Prinz William: So half er einer afghanischen Familie bei der Flucht

Tausende Afghanen wollen noch immer das Land verlassen. Für viele ist eine Flucht derzeit fast unmöglich. Prinz William, 39, zeigte Engagement, indem er einen ehemaligen afghanischen Offizier und seine Familie rettete.

Prinz William hilft bei der Evakuierung eines afghanischen Soldaten

Die beiden sollen sich von der Militärakademie Sandhurst kennen, so der "Telegraph". 2006 hatte Prinz William dort seine Militärkarriere als Offiziersanwärter begonnen.
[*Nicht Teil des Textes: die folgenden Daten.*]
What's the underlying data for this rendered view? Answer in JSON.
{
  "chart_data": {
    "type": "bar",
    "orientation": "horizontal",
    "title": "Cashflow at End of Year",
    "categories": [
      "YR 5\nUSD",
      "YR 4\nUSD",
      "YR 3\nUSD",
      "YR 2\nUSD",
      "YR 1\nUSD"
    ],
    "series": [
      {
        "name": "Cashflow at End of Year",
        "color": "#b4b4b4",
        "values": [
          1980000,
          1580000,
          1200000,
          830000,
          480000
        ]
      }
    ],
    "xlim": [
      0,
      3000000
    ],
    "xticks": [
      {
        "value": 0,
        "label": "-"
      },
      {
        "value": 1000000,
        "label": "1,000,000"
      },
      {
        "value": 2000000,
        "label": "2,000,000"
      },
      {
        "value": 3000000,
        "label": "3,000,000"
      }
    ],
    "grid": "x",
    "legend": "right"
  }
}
Nach Angaben des "Telegraph" habe William von der Notlage des ehemaligen Kadetten erfahren und über den königlichen Marineoffizier Rob Dixen versucht, den Kontakt herzustellen.

Dixon wandte sich an das Personal vor Ort, die den Offizier, der vermutlich bei der afghanischen Nationalarmee gedient haben soll, und seine Familie ausfindig machen konnten. Der afghanische Offizier soll an einigen britischen Militäroperationen in Afghanistan beteiligt gewesen sein und eng mit den britischen Truppen zusammengearbeitet haben.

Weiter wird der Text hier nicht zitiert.